Dari Ali bin Abi Thalib r.a., "Bahwasanya kami sedang duduk bersama Rasulullah saw. di dalam masjid. Tiba-tiba datang Mus'ab bin Umair r.a. dan tiada di atas badannya kecuali hanya sehelai selendang yang bertampung dengan kulit. Tatkala Rasulullah saw.melihat kepadanya Baginda menangis dan menitikkan air mata kerena mengenang kemewahan Mus'ab ketika berada di Mekkah dahulu (kerena sangat dimanjakan oleh ibunya) dan kerena memandang nasib Mus'ab sekarang (ketika berada di Madinah sebagai seorang Muhajirin yang terpaksa meninggalkan segala harta benda dan kekayaan di Mekkah). Kemudian Nabi Muhammad saw. bersabda, "Bagaimana keadaan kamu pada suatu saat nanti, pergi di waktu pagi dengan satu pakaian, dan pergi di waktu petang dengan pakaian yang lain pula. Dan bila diangkat satu hidangan diletakan pula satu hidangan yang lain. Dan kamu menutupi (menghias) rumah kamu seperti kamu memasang kelambu Ka'bah?". Maka jawab sahabat, "Wahai Rasulullah, tentunya di waktu itu kami lebih baik dari hari ini. Karena kami berat kepada masalah ibadat saja dan tidak mencari rezeki". Lalu Nabi saw. bersabda, "Tidak! Keadaan kamu hari ini adalah lebih baik daripada keadaan kamu di hari itu". (Riwayat Tirmizi)
Keterangan:
Dalam hadits ini Nabi kita Muhammad saw. menerangkan bahawa umatnya pada suatu masa kelak akan mendapat kekayaan dan kelapangan dalam kehidupan. Pagi petang pakaian silih berganti. Hidangan makanan tak putus-putus. Rumah-rumah mereka tersergam indah dan dihias dengan bermacam-macam perhiasan. Dalam keadaan demikian kita juga mungkin akan berkata seperti perkataan sahabat. Di mana, kalau semuanya sudah ada, maka senanglah hendak membuat ibadat. Tetapi Nabi kita Muhammad saw. mengatakan, "Keadaan serba kekurangan itu adalah lebih baik untuk kita", artinya lebih memungkinkan kita untuk beribadat.

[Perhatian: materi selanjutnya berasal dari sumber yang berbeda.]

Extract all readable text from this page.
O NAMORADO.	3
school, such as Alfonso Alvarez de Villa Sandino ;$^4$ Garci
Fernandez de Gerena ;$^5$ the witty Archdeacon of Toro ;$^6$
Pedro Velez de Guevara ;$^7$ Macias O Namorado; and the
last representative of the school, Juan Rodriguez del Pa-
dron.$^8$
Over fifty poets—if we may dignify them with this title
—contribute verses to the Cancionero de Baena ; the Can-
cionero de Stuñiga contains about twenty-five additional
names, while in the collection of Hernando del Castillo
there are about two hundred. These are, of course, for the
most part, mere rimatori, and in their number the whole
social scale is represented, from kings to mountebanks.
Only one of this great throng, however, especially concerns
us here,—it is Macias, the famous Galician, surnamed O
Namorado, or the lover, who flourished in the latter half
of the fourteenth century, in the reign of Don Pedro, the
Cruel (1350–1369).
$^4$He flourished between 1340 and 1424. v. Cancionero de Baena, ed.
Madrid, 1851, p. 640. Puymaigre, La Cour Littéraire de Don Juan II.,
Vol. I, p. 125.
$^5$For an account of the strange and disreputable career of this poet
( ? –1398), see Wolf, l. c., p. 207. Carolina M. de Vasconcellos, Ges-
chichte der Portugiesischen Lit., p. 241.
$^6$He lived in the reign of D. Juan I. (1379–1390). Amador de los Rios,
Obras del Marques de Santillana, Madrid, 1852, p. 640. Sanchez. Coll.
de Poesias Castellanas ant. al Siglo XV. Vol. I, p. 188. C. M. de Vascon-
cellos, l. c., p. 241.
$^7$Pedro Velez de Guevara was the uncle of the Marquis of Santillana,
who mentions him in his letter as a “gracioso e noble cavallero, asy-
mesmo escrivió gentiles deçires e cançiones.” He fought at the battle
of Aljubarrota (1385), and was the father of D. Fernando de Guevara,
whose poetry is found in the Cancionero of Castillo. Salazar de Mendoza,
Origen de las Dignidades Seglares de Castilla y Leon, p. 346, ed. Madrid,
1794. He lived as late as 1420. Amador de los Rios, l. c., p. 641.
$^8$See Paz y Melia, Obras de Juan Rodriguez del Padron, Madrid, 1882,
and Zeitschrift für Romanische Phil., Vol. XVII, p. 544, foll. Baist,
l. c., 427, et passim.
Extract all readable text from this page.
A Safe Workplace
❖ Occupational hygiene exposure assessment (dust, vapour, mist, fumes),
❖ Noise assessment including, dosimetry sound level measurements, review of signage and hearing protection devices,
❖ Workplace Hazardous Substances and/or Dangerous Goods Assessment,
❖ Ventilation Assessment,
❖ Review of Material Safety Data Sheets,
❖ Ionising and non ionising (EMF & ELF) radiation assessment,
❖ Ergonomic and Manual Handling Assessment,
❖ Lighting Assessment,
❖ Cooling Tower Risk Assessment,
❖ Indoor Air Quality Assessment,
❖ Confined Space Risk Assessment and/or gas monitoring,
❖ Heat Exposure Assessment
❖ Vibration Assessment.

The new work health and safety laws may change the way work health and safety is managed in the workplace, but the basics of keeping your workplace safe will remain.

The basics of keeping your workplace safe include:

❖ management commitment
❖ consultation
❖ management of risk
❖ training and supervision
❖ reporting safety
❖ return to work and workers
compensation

Kemewahan hidup banyak menghalang seseorang dari berbuat ibadat kepada Allah swt., seperti yang berlaku di hari ini. Segala yang kita miliki kalaupun tidak melebihi keperluan, namun itu sudah mencukupi. Tetapi, bila dibanding dengan kehidupan para sahabat, kita jauh lebih mewah daripada mereka, sedangkan ibadat kita sangat jauh ketinggalan. Kekayaan dan kemewahan yang ada, selalu menyibukkan kita dan menghalangi dari berbuat ibadah. Kita sibuk menghimpun harta dan juga sibuk menjaganya serta sibuk untuk menambah lebih banyak lagi. Tidak ubah seperti apa yang pernah disabdakan oleh Rasulullah saw., "Seandainya seorang anak Adam itu telah mempunyai satu jurang emas, dia berhasrat untuk mencari jurang yang kedua, sehingga ia dimasukkan ke dalam tanah (menemui kematian)".
Begitulah gambaran yang sebenar terhadap keserakahan manusia dalam menghimpun harta kekayaan. Ia sentiasa mencari dan menambah, sehingga ia menemui kematian. Maka ketika itu, barulah ia sedar diri dengan seribu satu penyesalan. Tetapi di saat itu sudah tidak berguna lagi penyesalan. Oleh itu janganlah kita lupa daratan dalam mencari harta kekayaan. Tidak kira halal atau haram, yang penting dapat harta. Tidak kira waktu sembahyang, bahkan semua waktu digunakan untuk menimbun kekayaan. Biarlah kita mencari harta benda dunia pada batas-batas keperluan. Kalau berlebihan bolehlah digunakan untuk menolong orang lain yang kurang bernasib baik, suka menderma dan suka bersedekah, sebagai simpanan untuk hari akhirat kelak. Orang yang bijak adalah orang yang mempunyai perhitungan untuk masa akhiratnya dan ia menjadikan dunia ini tempat bertanam dan akhirat tempat memetik buahnya.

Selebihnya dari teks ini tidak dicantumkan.